A. Mais encore faut-il toujours aller contre ces obstacles.

B. Contre ceux que l’on peut espérer raisonnablement de surmonter. S’attaquer aux autres n’est que folie, et de toutes les folies souvent la plus pernicieuse.

A. Puisque la nature et la nécessité sont toujours là pour contrarier, à votre avis, les grandes vues de nos philosophes, que risque-t-on du moins à les suivre autant que nos forces nous le permettent ?

B. Beaucoup. S’il existait dans le monde moral et dans l’ordre politique autant et plus de mauvais germes que de bons, autant et plus d’idées extravagantes et fausses que d’idées justes et raisonnables, autant et plus de passions viles et nuisibles que de passions utiles et généreuses, le principe qui développerait à-la-fois toutes ces forces, qui loin d’en réprimer, d’en modérer l’activité la porterait au dernier excès, serait-il un principe bienfaisant ?

A. Mais pourquoi prétendre aussi que ce principe développerait indistinctement toutes ces forces à-la-fois ?

B. Parce que je ne vois pas qu’il agisse ni même qu’il puisse agir autrement.
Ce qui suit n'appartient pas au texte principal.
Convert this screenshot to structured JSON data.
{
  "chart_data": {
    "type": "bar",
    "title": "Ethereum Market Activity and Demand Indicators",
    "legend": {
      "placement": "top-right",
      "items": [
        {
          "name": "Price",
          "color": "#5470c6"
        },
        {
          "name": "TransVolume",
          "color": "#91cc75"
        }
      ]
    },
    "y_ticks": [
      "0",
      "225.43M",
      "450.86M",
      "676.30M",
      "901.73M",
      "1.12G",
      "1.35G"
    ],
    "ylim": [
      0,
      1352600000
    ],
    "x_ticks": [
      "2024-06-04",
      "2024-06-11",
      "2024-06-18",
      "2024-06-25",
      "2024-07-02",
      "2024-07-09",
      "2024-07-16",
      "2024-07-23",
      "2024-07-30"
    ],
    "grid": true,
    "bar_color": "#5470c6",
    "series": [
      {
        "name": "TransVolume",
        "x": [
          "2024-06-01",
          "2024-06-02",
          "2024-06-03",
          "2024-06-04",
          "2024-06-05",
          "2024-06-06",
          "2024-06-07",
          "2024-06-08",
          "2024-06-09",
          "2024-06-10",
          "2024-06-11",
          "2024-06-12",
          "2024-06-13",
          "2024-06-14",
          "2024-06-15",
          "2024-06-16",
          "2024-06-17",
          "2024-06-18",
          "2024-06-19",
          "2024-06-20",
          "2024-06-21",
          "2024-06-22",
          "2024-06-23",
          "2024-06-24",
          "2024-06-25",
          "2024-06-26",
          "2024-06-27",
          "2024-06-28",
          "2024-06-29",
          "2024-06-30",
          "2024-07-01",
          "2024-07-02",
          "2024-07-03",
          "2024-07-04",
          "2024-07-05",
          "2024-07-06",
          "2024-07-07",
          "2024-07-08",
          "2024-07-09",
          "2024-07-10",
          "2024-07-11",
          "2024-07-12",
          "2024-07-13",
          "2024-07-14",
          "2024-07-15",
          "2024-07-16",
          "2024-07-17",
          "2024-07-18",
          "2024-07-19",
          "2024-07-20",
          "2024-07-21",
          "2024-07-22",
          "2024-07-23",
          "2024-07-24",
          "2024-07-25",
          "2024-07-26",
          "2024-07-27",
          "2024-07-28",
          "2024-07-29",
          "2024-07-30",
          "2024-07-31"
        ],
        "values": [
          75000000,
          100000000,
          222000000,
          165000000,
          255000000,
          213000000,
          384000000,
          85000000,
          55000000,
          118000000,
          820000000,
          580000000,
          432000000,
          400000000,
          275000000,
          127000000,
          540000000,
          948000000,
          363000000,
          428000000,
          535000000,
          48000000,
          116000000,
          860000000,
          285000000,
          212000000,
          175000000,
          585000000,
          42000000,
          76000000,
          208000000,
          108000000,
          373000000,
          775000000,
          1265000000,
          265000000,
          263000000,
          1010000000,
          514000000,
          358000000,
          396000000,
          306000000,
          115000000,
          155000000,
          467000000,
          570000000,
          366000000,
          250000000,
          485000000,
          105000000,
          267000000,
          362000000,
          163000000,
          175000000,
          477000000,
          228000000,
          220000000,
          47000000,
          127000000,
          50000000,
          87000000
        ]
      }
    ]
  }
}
Ce feu de Promethée ne se porte guère sur un point sans embrâser bientôt tout le reste ; il brûle même la paille avant d’échauffer le fer. Et votre système d’égalité paraît encore de tous le moins propre à en circonscrire l’action, à la diriger avec prudence, avec économie.

A. Vous supposez toujours plus de mal que de bien. L’homme est-il donc un être méchant ?

B. Non, mais qui le devient fort aisément. Remarquez encore, je vous prie, qu’un excès d’activité fait naître le mal où il n’existait pas, rend dangereux ce qui ne l’eût jamais été d’ailleurs. Sans ce charme funeste, les esprits faibles ou médiocres qu’on eût laissé végéter dans leur faiblesse et dans leur médiocrité, n’eussent jamais conçu toutes les idées fausses et extravagantes qui les tourmentent et les égarent. Sans ce charme funeste, mille et mille passions humbles n’eussent jamais été portées a la même violence ; il eût été bien plus facile au moins d’en arrêter ou d’en prévenir les éclats. Que d’hommes d’ailleurs qui ne sont devenus le fléau de leurs semblables que parce que le principe trop actif de nos sociétés développa très-malheureusement en eux des idées et des forces dont ils ne purent trouver l’emploi dans leur sphère habituelle ! Que de passions criminelles seraient restées ensevelies dans une heureuse impuissance, si ce même principe ne leur eût fourni trop d’occasions et trop de moyens de se satisfaire ! C’est le grand vice, le vice destructeur de nos institutions modernes, d’avoir développe mal-à-propos beaucoup plus de forces, d’interêts, de demi-talens, peut-être même de talens réels, qu’il n’était à desirer pour le besoin et pour le bonheur public comme pour le besoin et le bonheur particulier : de-là tout ce mouvement sans bue et sans progrès ; de-là toute cette inquiétude qui ne tend qu’au trouble, au désordre, au cahos.

A. Criez encore plus fort qu’il serait bien temps d’enrayer le char sur lequel la philosophie vient d’emporter les destinées de l’Europe. Elle poursuit glorieusement sa carrière, et n’écoute plus ces vaines clameurs.